Fixa-se o valor do processo em € 470.605,40, nos termos do artigo 97.º-A, n.º 1, a), do Código de Procedimento e de Processo Tributário, aplicável por força das alíneas a) e b) do n.º 1 do artigo 29.º do RJAT e do n.º 2 do artigo 3.º do Regulamento de Custas nos Processos de Arbitragem Tributária.

 

 

E. CUSTAS

 

Fixa-se o valor da taxa de arbitragem em € 7.344,00, nos termos da Tabela I do Regulamento das Custas dos Processos de Arbitragem Tributária, a pagar pela Requerida, uma vez que o pedido foi totalmente procedente, nos termos dos artigos 12.º, n.º 2, e 22.º, n.º 4, ambos do RJAT, e artigo 4.º, n.º 4, do citado Regulamento.

 

Lisboa, 4 de março de 2016.

 

 

O Árbitro Presidente

 

 

 

(Fernanda Maçãs)

 

O Árbitro Vogal

 

 

 

(Catarina Gonçalves)

 

O Árbitro Vogal

 

 

 

(Mariana Vargas)

 

 



[1]                      Cfr. os AA citados, in “Regime Complementar de Inspeção Tributária (RCPIT) – Anotado e Comentado”, Coimbra Editora, 1.ª Edição, maio de 2013, págs. 81 e segs.
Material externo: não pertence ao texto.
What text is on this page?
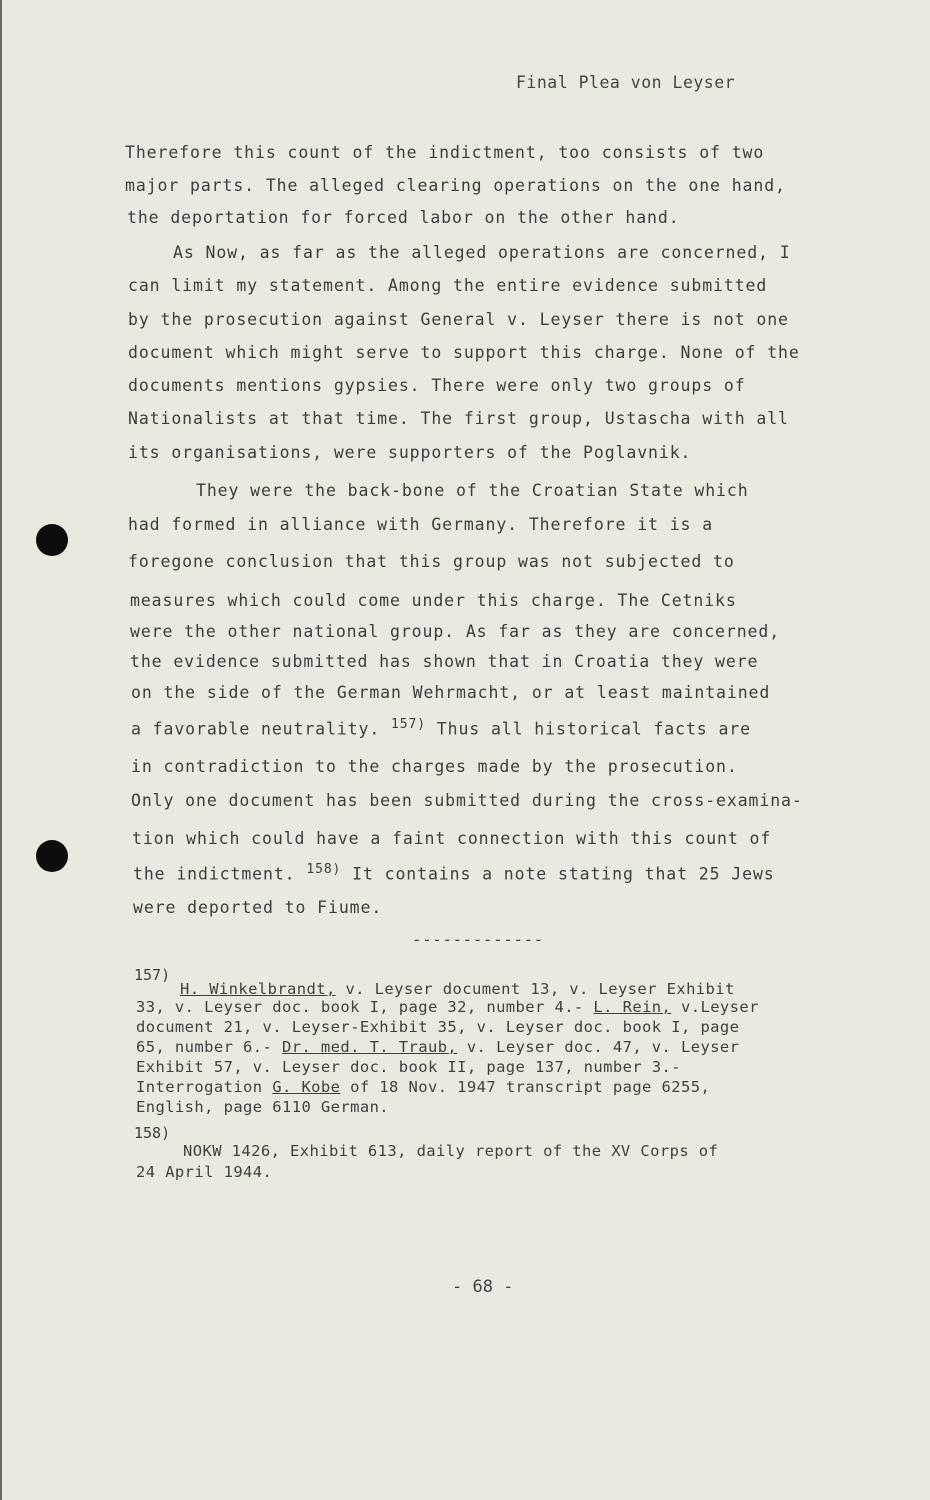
Final Plea von Leyser
Therefore this count of the indictment, too consists of two
major parts. The alleged clearing operations on the one hand,
the deportation for forced labor on the other hand.
As Now, as far as the alleged operations are concerned, I
can limit my statement. Among the entire evidence submitted
by the prosecution against General v. Leyser there is not one
document which might serve to support this charge. None of the
documents mentions gypsies. There were only two groups of
Nationalists at that time. The first group, Ustascha with all
its organisations, were supporters of the Poglavnik.
They were the back-bone of the Croatian State which
had formed in alliance with Germany. Therefore it is a
foregone conclusion that this group was not subjected to
measures which could come under this charge. The Cetniks
were the other national group. As far as they are concerned,
the evidence submitted has shown that in Croatia they were
on the side of the German Wehrmacht, or at least maintained
a favorable neutrality. $^{157)}$ Thus all historical facts are
in contradiction to the charges made by the prosecution.
Only one document has been submitted during the cross-examina-
tion which could have a faint connection with this count of
the indictment. $^{158)}$ It contains a note stating that 25 Jews
were deported to Fiume.
-------------
157)
H. Winkelbrandt, v. Leyser document 13, v. Leyser Exhibit
33, v. Leyser doc. book I, page 32, number 4.- L. Rein, v.Leyser
document 21, v. Leyser-Exhibit 35, v. Leyser doc. book I, page
65, number 6.- Dr. med. T. Traub, v. Leyser doc. 47, v. Leyser
Exhibit 57, v. Leyser doc. book II, page 137, number 3.-
Interrogation G. Kobe of 18 Nov. 1947 transcript page 6255,
English, page 6110 German.
158)
NOKW 1426, Exhibit 613, daily report of the XV Corps of
24 April 1944.
- 68 -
[2]                      SOUSA, Jorge Lopes de, “Código de Procedimento e de Processo Tributário – anotado e comentado”, II

                Volume, Áreas Editora, 6.ª Edição, 2011, pág. 115.

[3]                      CAMPOS, Diogo Leite de, RODRIGUES, Benjamim Silva, SOUSA, Jorge Lopes de, “Lei Geral Tributária – Anotada e Comentada”, Encontro da Escrita, 4.ª Edição, pág. 342.